Hakim juga memerintahkan JPU KPK untuk membuka sejumlah rekening Sri Wahyuni yang sebelumnya diblokir dalam proses penyidikan.
Dalam perkara ini, Sri Wahyuni terbukti menerima barang-barang dari pengusaha Bernard Hanafi Kalalo agar memenangkan Bernard dalam lelang pekerjaan revitalisasi Pasar Lirung senilai Rp2,965 miliar dan pekerjaan revitalisasi Pasar Beo seniai Rp2,818 miliar TA 2019.
Rincian barang yang diterima Sri Wahyumi adalah satu unit telepon selular (ponsel) satelit merek Thuraya beserta pulsa senilai Rp28 juta, tas tangan merek Channel senilai Rp97,36 juta, tas tangan merek Balenciaga senilai Rp32,995 juta, jam tangan merek Rolex senilai Rp224,5 juta, cincin merek Adelle senilai Rp76,925 juta dan anting merek Adelle senilai Rp32,075 juta sehingga totalnya mencapai sekitar Rp491 juta.

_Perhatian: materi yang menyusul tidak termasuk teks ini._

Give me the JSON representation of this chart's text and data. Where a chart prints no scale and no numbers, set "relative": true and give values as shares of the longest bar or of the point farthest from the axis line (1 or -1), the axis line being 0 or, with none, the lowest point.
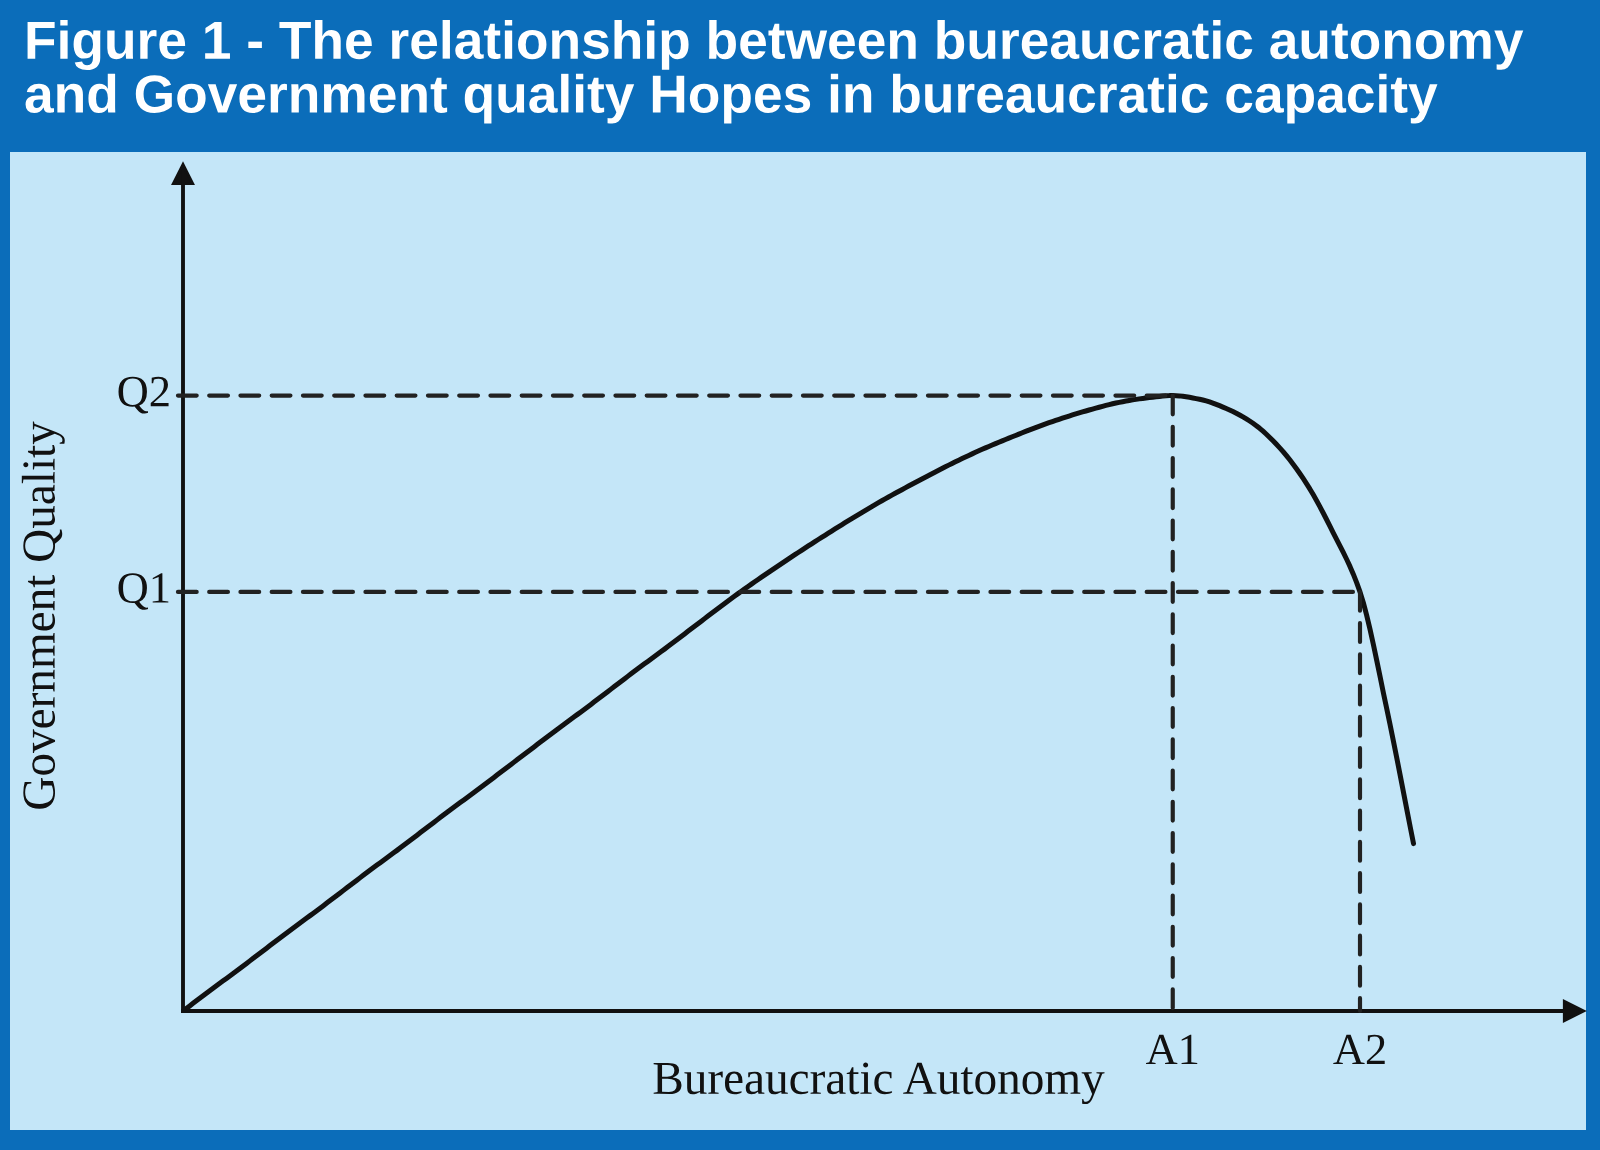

Bernard juga memberikan uang Rp100 juta yang diketahui oleh Sri Wahyumi, namun uang itu diambil oleh ketua panitia pengadaan Ariston Sasoeng sebesar Rp70 juta dan sisanya sejumlah Rp30 juta disimpan oleh Benhur.
Uang Rp100 juta itu adalah uang panjar terkait pekerjaan revitalisasi Pasar Beo (senilai Rp2,818 miliar) dan Pasar Lirung (senilai Rp2,965 miliar).
Penyerahan uang dilakukan dalam dua tahap yaitu pada 26 April 2019 di kantor BNI Manado Town Square sebesar Rp50 juta dan pada 27 April 2019 di rumah Stans Reineke Mamesah sejumlah Rp50 juta.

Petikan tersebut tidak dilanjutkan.